Linking CMAM and iCCM in Kenya
There are over 50 million children under the age of five suffering from severe and moderate acute malnutrition (SAM/MAM) worldwide (UNICEF, 2015). In many vulnerable communities, these children are either brought to health facilities too late to receive life-saving care, or never brought at all. Children suffering from SAM are over nine times more likely to die than those who are well-nourished (Black et al., 2008). In fact, nutrition-related complications contribute to about 45% of deaths in children under five, and the direct relationship between illness and malnutrition is well-documented (Rice, et al 2000). Malnutrition is a significant underlying factor and increases the risk of death from the leading causes of child mortality: pneumonia, diarrhea, and malaria (UNICEF et al, 2017).
The Community-based Management of Acute Malnutrition (CMAM) model, currently implemented in many nutrition programs, allows children with uncomplicated SAM to be diagnosed at the local level by community health volunteers (CHVs) and referred to an Outpatient Therapeutic Feeding Program (OTP) at the health facility. At the OTP, the caregiver is given a weekly supply of Ready to Use Therapeutic Food (RUTF); treatment for children suffering from SAM. The caregiver must return to the OTP every week to check her child’s progress and to pick-up the week’s RUTF supply until the child has completed treatment, averaging about 6-7 weeks. High coverage of SAM treatment (>90%) has the potential to be the most impactful and cost-effective nutrition intervention (Bhutta et al., 2013), though this level of coverage is rarely reached. Families face many challenges to accessing treatment for both malnutrition and infectious diseases, like distance to health facilities and cost of services, which also limits optimal follow-up care. Integrated community case management (iCCM) is an effective strategy in achieving high coverage and quality care for sick children, as CHVs are trained to both diagnose and treat several childhood illnesses during home visits in the communities in which they work, eliminating the need for the child to be taken a health facility. In current iCCM programming however, CHVs are only able to take action on SAM when OTP services exist at the health facility, requiring that children identified as needing treatment be brought to the health center on a weekly basis.
Although there are already beneficial operational linkages between iCCM and CMAM interventions, there is an evidence gap regarding the outcomes of implementing an integrated approach. Knowing this, and following up on recent linkages between iCCM and nutrition (Friedman & Wolfheim, 2014), the Implementation Research on Linking the Community Management of Acute Malnutrition and Integrated Community Case Management (iCCM for short) research project was launched in Isiolo and Turkana counties in Kenya in August 2017. This research project will build new evidence on the potential impact and effectiveness (including cost-efficiency) of integrating CMAM as part of the iCCM package. Increasingly, this approach is seen as a way to increase the reach and coverage of malnutrition treatment, as well as address the problem of childhood disease and malnutrition together.

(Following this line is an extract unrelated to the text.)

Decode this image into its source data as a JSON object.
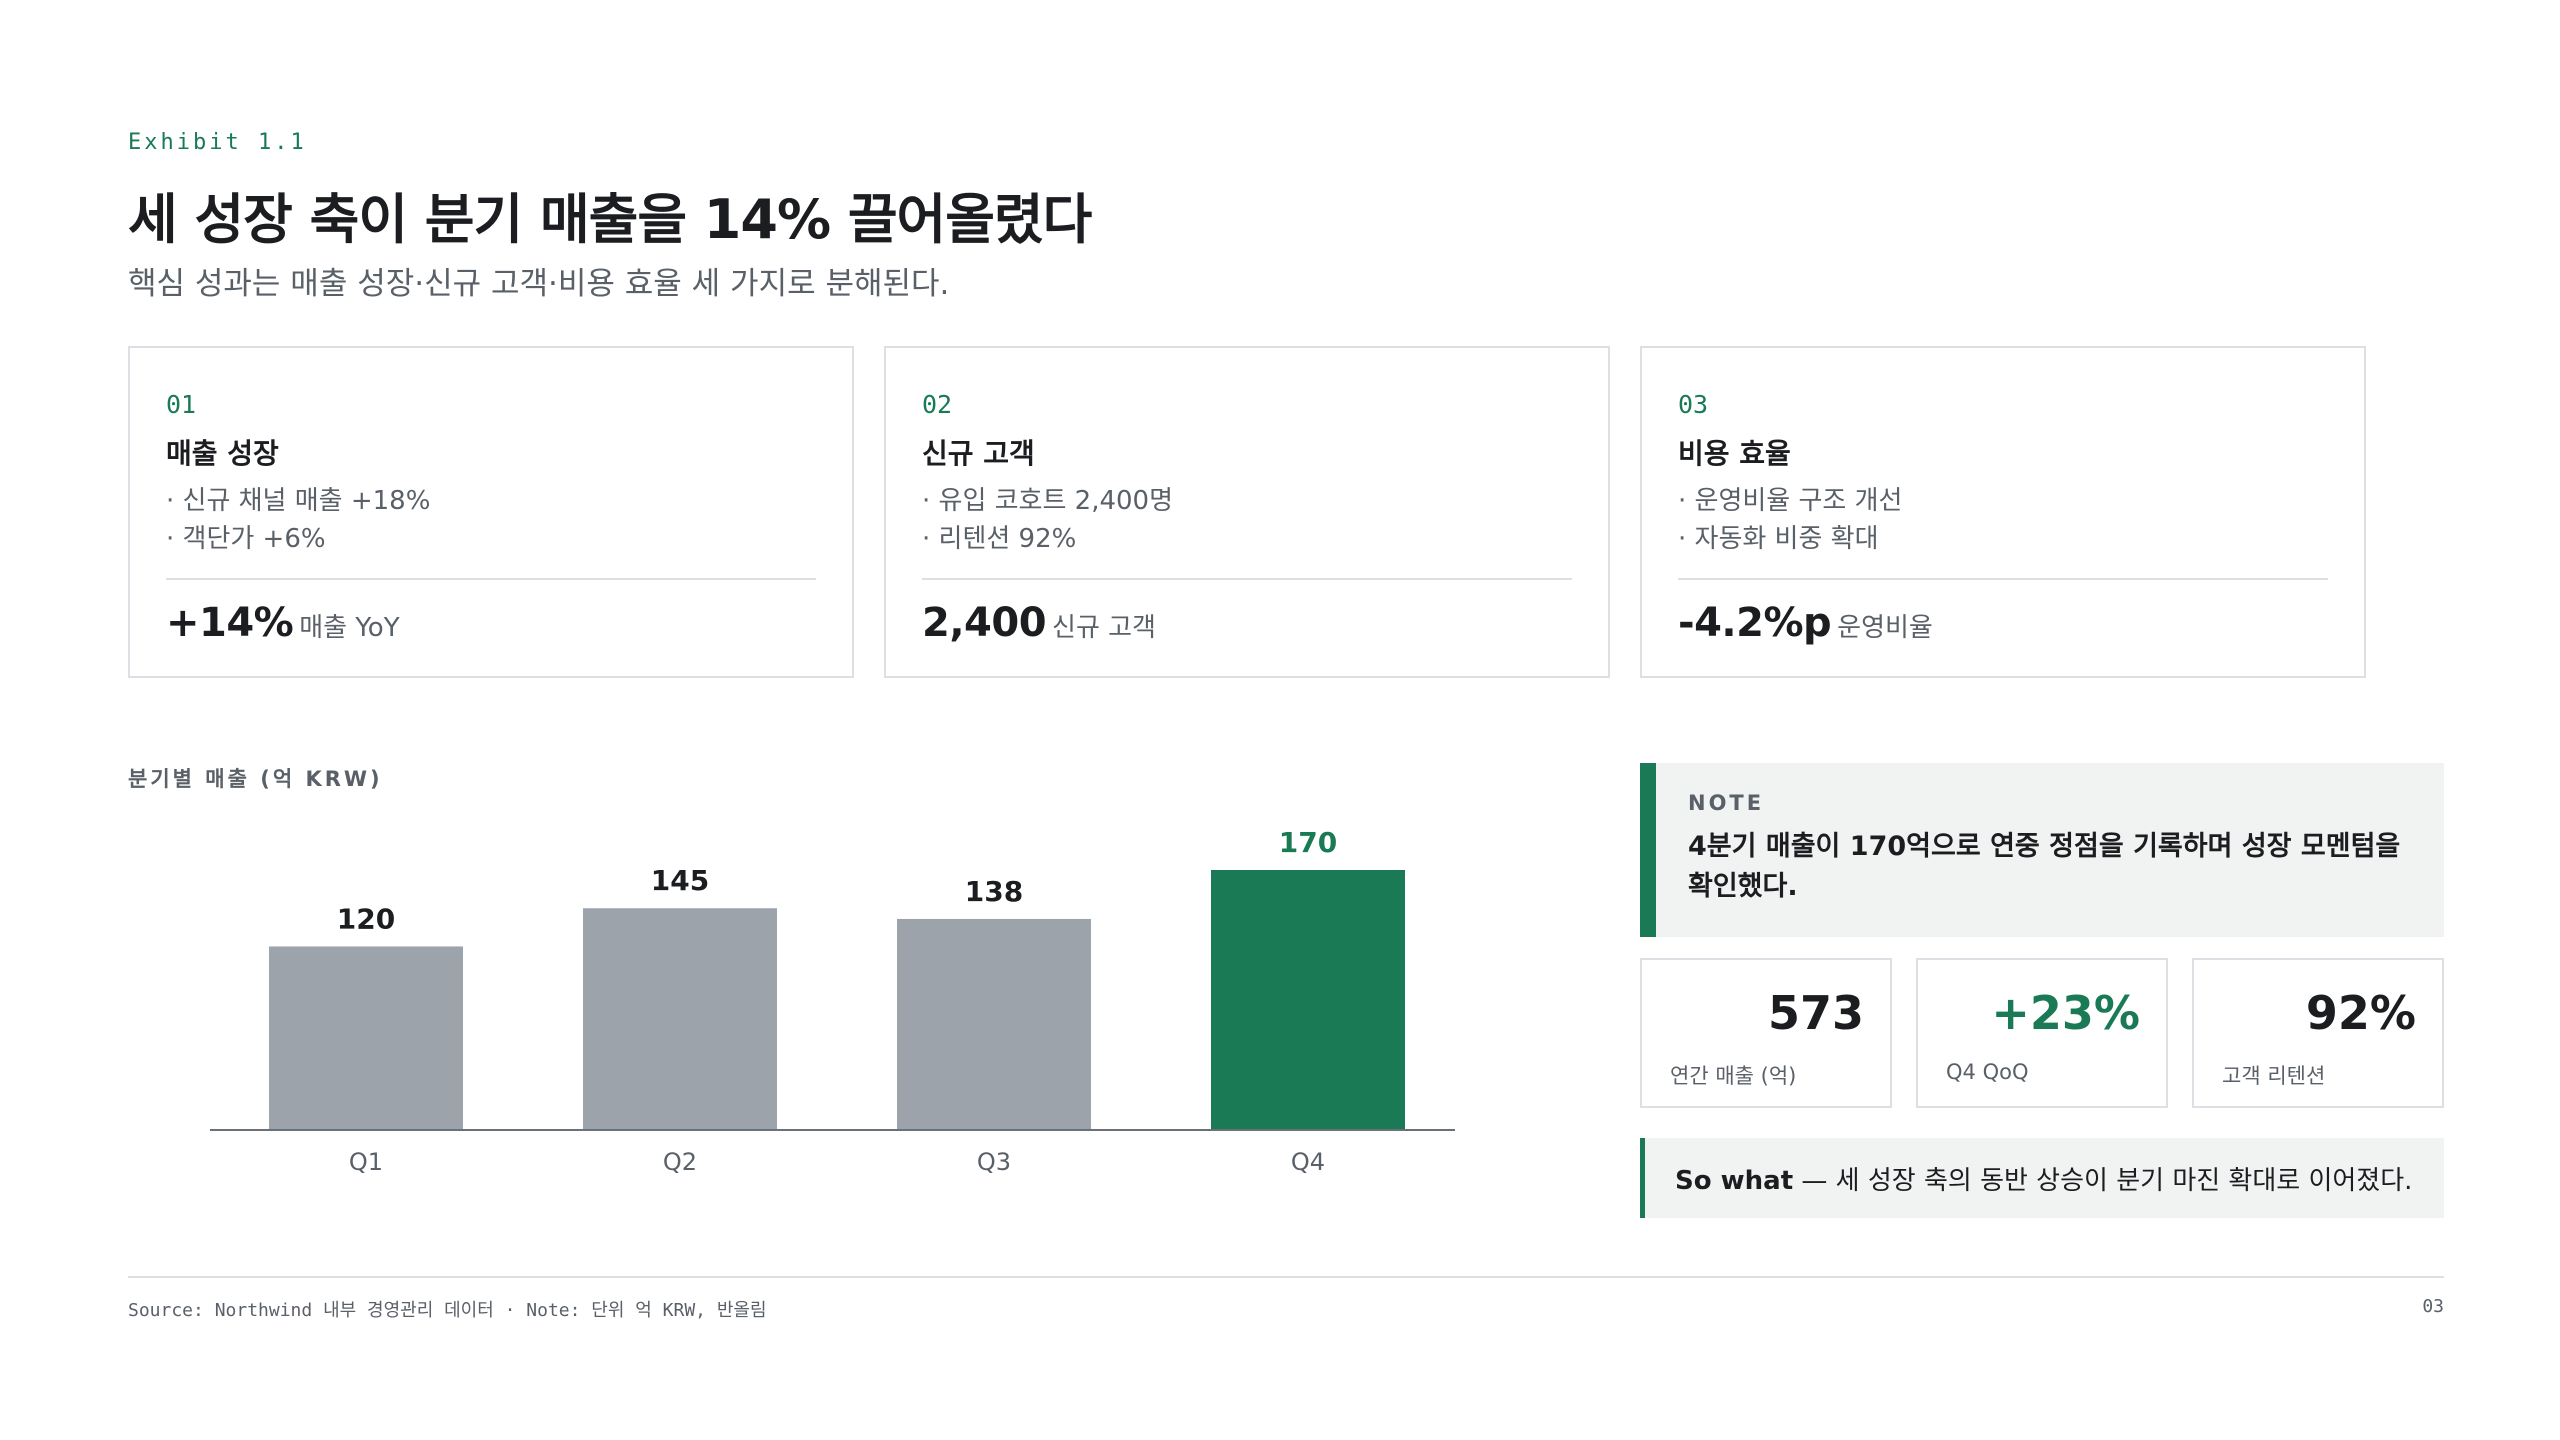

Partners have worked together to design a randomized control trial, applying both quantitative and qualitative data collection methods for assessing nutrition, iCCM, and health outcomes. The research project will examine the following research questions:
- What is the feasibility and effectiveness of integrating CMAM and iCCM?
- What are the enabling factors for effective integration of CMAM and iCCM?
- What are the challenges, constraints, and potential negative effects of integrating CMAM and iCCM?
In addition to investigating these specific questions, the research team will document lessons learned throughout the course of the project, and produce best practice, policy, and programmatic recommendations for the integration of both community approaches.
To date, a research protocol refining the approach and methods has been developed, and ethical approval is expected in August 2018. Both the Semi-Quantitative Evaluation of Access and Coverage (SQUEAC) survey and baseline surveys for the two study sites have been completed. CHVs have been identified, and the updated protocols and tools for the CHVs have been tested and finalized.
Results from the study are expected to be ready in Spring 2019. If successful, Action Against Hunger would support the Government of Kenya in the roll out of this approach across the country, by adapting national health and nutrition policies to enable CHVs to deliver treatment for acute malnutrition, and by strengthening the rest of the health system to facilitate such expansion. This evidence would also contribute to global efforts to adapt global iCCM policies and guidelines.